Unless your life has some major disconnects from mainstream culture, you were probably told at some point that you need to be “saved” by Jesus Christ.
If you’re anything like me, you probably responded somewhere in the ballpark if “huh?”
Actually, my “huh?” has a chronology of its own. My first stage was Total Attention. I listened with surprise and interest as I was informed by a couple of my high school peers that the Bible has some sort of agenda that unfolds in the present–an agenda, it seems, somewhat different from what my parents had explained to me–a competing theory, you might say. Apparently what the historical character named Jesus accomplished during his brief period on earth 2,000 years ago was supposed to have something to do with every one of us. Yeah, right. Thank you for informing me of this belief system that is meaningful to you and to other people in your church. I’ve learned something about you. Have a nice day.
Stage two was Humor and Consternation: “Yeah, sure.”
Stage three was Discernment: A couple of my regular buddies said, “Nyah, Jesus saves…BLUE CHIP STAMPS!!!” one too many times. I thought it was a disrespectful thing to say. After all, if this great teacher THOUGHT he was dying for all of us, why shouldn’t we at least respect the effort and speak of him nicely?
Stage four was Anger: “I didn’t ask anybody to die for me! I don’t NEED anybody to die for me! This is all a bunch of interpreted nonsense. What do you MEAN ‘Christianity is the only religion that makes sense?’ It makes NO sense whatsoever!! And furthermore, people who CALL themselves Christians are a pain in the ass!!! Ignorant, judgmental, and not helpful at all. LEAVE ME the F… ALONE!!!” And that stage lasted a long, long time.
The next stage, which kicked in after I got a little older and mellowed out a bit, was Genuine Curiosity. On the surface, it sounds somewhat like the anger stage, because the same questions are there, and I’ve made no progress with them. However, I learned enough about psychology by this time to understand that if I’m inexplicably angry about something that doesn’t seem to call for anger on the surface of it, then I have some personal issues around it that need to be taken care of. For example, I wasn’t angry at the Hare Krishnas (where have they gone, anyway?) and they used to mercilessly try to convert me, too. So I began to think reflectively, and ask some questions: “Save me from WHAT, exactly?”
No, seriously. I’m a good person. I really am. From what would I possibly need saving, and why would some nice person who died 2000 years ago have anything to do with that?

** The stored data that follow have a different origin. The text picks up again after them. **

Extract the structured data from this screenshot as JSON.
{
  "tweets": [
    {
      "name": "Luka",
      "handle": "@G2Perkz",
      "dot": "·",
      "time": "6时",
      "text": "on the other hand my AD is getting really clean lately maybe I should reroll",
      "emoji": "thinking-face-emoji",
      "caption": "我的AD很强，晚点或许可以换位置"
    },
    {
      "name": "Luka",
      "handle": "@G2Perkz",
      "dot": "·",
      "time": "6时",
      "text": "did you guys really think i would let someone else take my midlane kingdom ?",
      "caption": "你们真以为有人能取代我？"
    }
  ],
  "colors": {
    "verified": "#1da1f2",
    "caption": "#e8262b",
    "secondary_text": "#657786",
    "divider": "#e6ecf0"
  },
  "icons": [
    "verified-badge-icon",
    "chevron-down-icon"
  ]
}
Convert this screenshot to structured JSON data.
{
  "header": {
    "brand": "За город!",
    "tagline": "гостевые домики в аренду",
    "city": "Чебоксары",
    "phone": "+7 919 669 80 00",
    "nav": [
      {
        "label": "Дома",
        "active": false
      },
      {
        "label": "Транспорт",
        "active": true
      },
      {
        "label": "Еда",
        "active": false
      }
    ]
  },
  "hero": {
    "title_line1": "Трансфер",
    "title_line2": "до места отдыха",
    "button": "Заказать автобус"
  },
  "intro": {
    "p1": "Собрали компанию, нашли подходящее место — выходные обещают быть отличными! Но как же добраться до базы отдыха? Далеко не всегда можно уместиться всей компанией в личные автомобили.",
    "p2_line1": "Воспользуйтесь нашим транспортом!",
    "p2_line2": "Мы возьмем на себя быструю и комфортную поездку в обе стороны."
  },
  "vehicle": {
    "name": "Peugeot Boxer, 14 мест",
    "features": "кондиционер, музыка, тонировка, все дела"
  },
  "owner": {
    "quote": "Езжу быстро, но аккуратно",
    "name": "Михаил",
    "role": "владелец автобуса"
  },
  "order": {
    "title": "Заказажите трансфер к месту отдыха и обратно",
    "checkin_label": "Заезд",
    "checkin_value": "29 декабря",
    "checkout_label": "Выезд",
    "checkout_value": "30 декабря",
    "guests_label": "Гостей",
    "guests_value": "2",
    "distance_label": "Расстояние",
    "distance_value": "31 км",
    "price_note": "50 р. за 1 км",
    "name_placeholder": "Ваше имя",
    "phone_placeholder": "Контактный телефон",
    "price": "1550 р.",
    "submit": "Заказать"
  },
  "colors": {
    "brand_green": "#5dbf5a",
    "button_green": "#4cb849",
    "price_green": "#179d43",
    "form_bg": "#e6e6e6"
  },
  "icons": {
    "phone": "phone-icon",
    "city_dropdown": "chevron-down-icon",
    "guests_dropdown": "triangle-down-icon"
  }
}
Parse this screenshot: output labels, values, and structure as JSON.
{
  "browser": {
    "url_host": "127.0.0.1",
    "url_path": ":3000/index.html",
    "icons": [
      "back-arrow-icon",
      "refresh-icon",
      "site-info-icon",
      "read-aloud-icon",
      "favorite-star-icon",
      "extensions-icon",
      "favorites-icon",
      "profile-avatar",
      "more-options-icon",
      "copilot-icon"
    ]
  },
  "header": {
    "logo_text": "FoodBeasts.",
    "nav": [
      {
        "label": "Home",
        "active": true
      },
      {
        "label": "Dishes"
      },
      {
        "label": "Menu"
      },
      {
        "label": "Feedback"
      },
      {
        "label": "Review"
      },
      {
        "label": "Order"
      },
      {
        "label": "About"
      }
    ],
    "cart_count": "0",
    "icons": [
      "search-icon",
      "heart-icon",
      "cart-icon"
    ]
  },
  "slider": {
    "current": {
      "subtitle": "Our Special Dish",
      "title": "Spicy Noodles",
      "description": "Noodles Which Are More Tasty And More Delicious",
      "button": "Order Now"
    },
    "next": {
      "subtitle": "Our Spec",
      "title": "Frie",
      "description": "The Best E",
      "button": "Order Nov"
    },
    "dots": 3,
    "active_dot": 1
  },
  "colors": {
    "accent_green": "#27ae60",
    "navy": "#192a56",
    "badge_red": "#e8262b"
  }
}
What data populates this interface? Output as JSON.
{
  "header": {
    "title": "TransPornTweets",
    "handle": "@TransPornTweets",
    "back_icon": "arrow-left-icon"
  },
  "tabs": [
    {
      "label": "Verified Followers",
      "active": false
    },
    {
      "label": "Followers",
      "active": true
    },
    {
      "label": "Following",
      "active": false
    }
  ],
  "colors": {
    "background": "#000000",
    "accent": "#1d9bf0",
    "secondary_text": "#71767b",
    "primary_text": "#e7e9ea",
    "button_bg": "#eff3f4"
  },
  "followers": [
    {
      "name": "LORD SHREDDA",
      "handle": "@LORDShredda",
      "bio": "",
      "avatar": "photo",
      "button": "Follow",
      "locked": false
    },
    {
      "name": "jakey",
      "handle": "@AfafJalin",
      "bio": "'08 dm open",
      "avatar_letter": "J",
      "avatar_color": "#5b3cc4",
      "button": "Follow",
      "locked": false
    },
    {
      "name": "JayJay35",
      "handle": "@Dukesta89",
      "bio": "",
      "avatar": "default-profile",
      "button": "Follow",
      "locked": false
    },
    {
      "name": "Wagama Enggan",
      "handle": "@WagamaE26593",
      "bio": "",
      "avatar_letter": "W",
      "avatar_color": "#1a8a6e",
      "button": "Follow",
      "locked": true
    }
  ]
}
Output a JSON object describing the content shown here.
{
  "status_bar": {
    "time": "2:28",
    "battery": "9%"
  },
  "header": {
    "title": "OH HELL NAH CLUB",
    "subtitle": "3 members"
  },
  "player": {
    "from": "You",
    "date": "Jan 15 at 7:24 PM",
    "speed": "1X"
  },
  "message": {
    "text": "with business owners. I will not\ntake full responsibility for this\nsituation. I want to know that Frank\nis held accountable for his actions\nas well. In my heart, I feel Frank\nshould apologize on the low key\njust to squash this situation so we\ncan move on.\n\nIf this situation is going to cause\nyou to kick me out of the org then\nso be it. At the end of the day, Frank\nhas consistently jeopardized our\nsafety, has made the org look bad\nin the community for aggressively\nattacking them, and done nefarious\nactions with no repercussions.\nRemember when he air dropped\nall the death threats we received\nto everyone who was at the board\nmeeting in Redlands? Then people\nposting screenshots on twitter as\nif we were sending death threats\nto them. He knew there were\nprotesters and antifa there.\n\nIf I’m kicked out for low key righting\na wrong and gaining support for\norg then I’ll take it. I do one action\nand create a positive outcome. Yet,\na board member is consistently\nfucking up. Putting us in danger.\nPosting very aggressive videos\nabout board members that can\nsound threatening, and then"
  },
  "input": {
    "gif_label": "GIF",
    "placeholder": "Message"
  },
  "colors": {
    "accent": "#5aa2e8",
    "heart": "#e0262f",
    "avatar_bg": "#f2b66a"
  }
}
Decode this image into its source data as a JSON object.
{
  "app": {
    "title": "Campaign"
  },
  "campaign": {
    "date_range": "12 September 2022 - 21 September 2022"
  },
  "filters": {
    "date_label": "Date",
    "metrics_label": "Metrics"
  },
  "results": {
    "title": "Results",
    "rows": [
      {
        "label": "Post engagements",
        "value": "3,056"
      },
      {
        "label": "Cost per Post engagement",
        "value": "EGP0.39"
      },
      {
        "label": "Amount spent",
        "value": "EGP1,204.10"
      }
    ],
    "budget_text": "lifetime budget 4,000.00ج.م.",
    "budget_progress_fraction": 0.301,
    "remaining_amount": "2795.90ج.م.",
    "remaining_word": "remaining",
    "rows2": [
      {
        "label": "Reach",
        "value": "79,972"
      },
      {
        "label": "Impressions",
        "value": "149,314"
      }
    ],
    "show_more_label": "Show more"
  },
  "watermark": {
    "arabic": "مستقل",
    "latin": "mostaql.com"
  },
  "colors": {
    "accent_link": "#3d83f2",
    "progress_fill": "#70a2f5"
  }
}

Did you know that the word “person” comes from the ancient Persian word “phersu,” which means “mask”? (The Greeks got their famous drama/comedy masks from the Persians.) What makes me a “person” is the “persona” I create in response to social situations. I start life as a daughter, a friend, a student–learning more and more roles. But who am *I* without these roles? The only thing that really makes me *ME* is my connection with God. Nothing else about me is real. Nothing that I have done outside of my connection with God really exists. It’s all masks and mirrors. Then why bother to do anything–to write this blog? I-in-connection-with-God am a traveler here on earth, and it’s fascinating. Why NOT write a blog?
It was sociology that showed me that I am not my social selves, but Jesus showed me what it would look like if human beings lived–really *lived*– in contact with God at least a lot of the time. He said that we are all sons of God like him, if we can realize that and get goin’ on it. So, that’s Part 1 of what I take “saved” to mean–shows us what humans should be, how they should live, and how to be REAL inside, once we realize that we’re empty inside.

Karl Marx said, “All that is solid melts into air,” or something right along those lines. What he meant was, “if you use your logics, any logic, to analyze something long enough, that thing will cease to be valid, cease to have coherency, melt into air.” And it’s true. Did you ever discuss the philosophy of something until you couldn’t do it anymore? That’s what philosophers DO. They spend their whole lives trying to build up systems of thought that you can’t crash. But at the most we get a collection of competing systems of thought that are interesting. When I think of myself as a “person,” I think of Marx’s aphorism and feel myself start to melt into air. Basically, so does everything else. We are just travelers here, and this is the holodeck.

I’m going to take another look at the sentence, “I’m not a bad person.” Well, not until I look under the surface. Honestly, I’ve done some terrible things, and without my connection with God through Christ, I would probably, under the right circumstances, be capable of doing them again. I have what everyone else has–my full psychological plate-full of neuroses, anxieties, fixations and other assorted pathologies. When I say “I’m good,” it is really a surface-level affirmation, a wish, a positioning. As a dear friend of mine says, “Spiritual growth and psychological growth go hand-in-hand.” The Greek word “psychology” meant the logic or study of the soul. So it is this, too, that Christ saves me from: the morass of my psychological stuff. He is sort of a lighthouse in a dark swamp. The Christ that’s in me helps me organize my psychological stuff. Because, remember–otherwise there’s no *ME* to do the organizing.
So, to sum it up, it’s “the notion that I’m anybody,” and “the notion that I’m good.” That’s from what.